Wu Han, Shang Huiliang
Research Center of Smart Networks and Systems School of Information Science and Engineering, Fudan University, Shanghai 200433, PR China.
Research Center of Smart Networks and Systems School of Information Science and Engineering, Fudan University, Shanghai 200433, PR China; Academy for Engineering and Technology, Fudan University, Shanghai 200433, PR China.
ISA Trans. 2020 Jul;102:208-220. doi: 10.1016/j.isatra.2020.03.004. Epub 2020 Mar 7.

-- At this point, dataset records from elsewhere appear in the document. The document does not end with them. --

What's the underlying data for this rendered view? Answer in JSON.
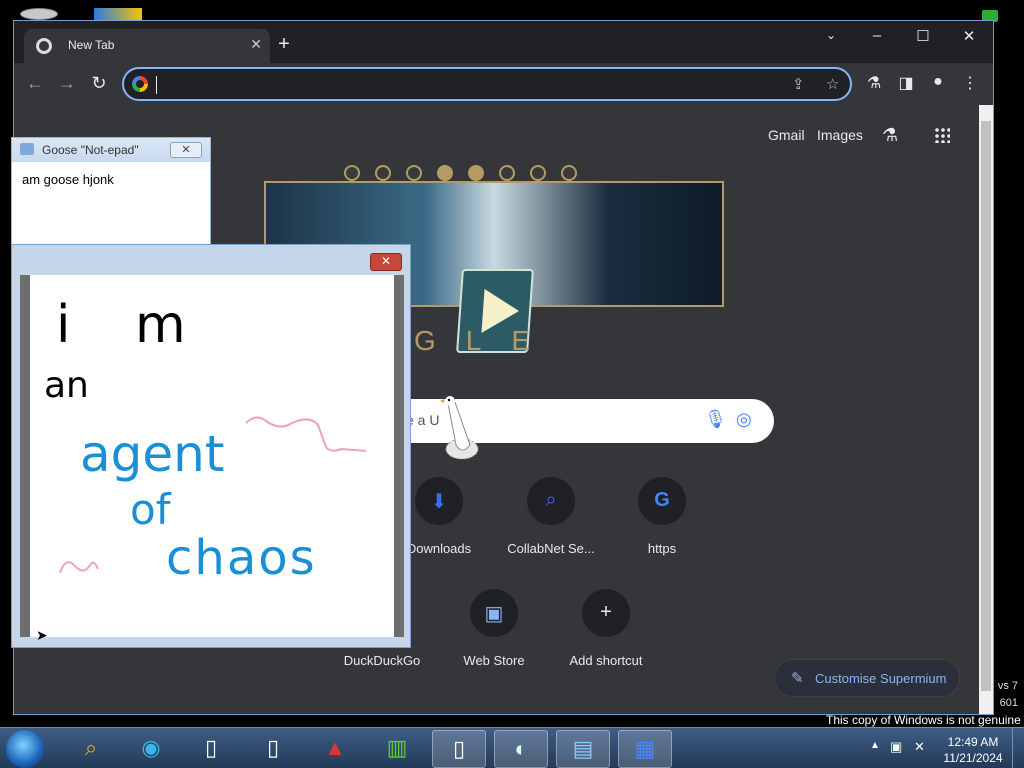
{
  "desktop": {
    "side_text_1": "vs 7",
    "side_text_2": "601",
    "genuine_notice": "This copy of Windows is not genuine"
  },
  "browser": {
    "tab_title": "New Tab",
    "address_value": "",
    "top_links": {
      "gmail": "Gmail",
      "images": "Images"
    },
    "doodle_letters": "GLE",
    "search_placeholder_fragment": "e a U",
    "shortcuts_row1": [
      {
        "label": "Downloads",
        "icon": "download-bird-icon"
      },
      {
        "label": "CollabNet Se...",
        "icon": "search-magnifier-icon"
      },
      {
        "label": "https",
        "icon": "google-g-icon"
      }
    ],
    "shortcuts_row2": [
      {
        "label": "DuckDuckGo",
        "icon": "duckduckgo-icon"
      },
      {
        "label": "Web Store",
        "icon": "web-store-icon"
      },
      {
        "label": "Add shortcut",
        "icon": "plus-icon"
      }
    ],
    "customise_label": "Customise Supermium"
  },
  "notepad": {
    "title": "Goose \"Not-epad\"",
    "text": "am goose hjonk"
  },
  "paint_drawing": {
    "line1": "i m",
    "line2": "an",
    "line3": "agent",
    "line4": "of",
    "line5": "chaos"
  },
  "taskbar": {
    "time": "12:49 AM",
    "date": "11/21/2024"
  },
  "colors": {
    "accent": "#8ab4f8",
    "ink_black": "#000000",
    "ink_blue": "#1b8fd6",
    "ink_pink": "#f0a3b0"
  }
}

This paper proposes a novel distributed multi-agent dynamic task allocation method based on the potential game. Consider that the workload of each task may vary in a dynamic environment, and the communication range of each agent constrains the selectable action set. Each agent makes the decision independently based on the local information. Firstly, a potential game-theoretic framework is designed. Any Nash equilibrium is guaranteed at least 50% of suboptimality, and the best Nash equilibrium is the optimal solution. Furthermore, a time variant constrained binary log-linear learning algorithm is provided and the global convergence is proved under certain conditions. Finally, numerical results show that the proposed algorithm performs well in terms of global searching ability, and verify the effectiveness of the distributed dynamic task allocation approach.
本文提出了一种基于势博弈的新型分布式多智能体动态任务分配方法。考虑到在动态环境中每个任务的工作量可能会有所不同,并且每个智能体的通信范围限制了可选择的动作集。每个智能体基于本地信息独立做出决策。首先,设计了一个势博弈理论框架。保证任何纳什均衡至少有50%的次优性,并且最佳纳什均衡是最优解。此外,还提供了一种时变约束二元对数线性学习算法,并在一定条件下证明了其全局收敛性。最后,数值结果表明所提出的算法在全局搜索能力方面表现良好,并验证了分布式动态任务分配方法的有效性。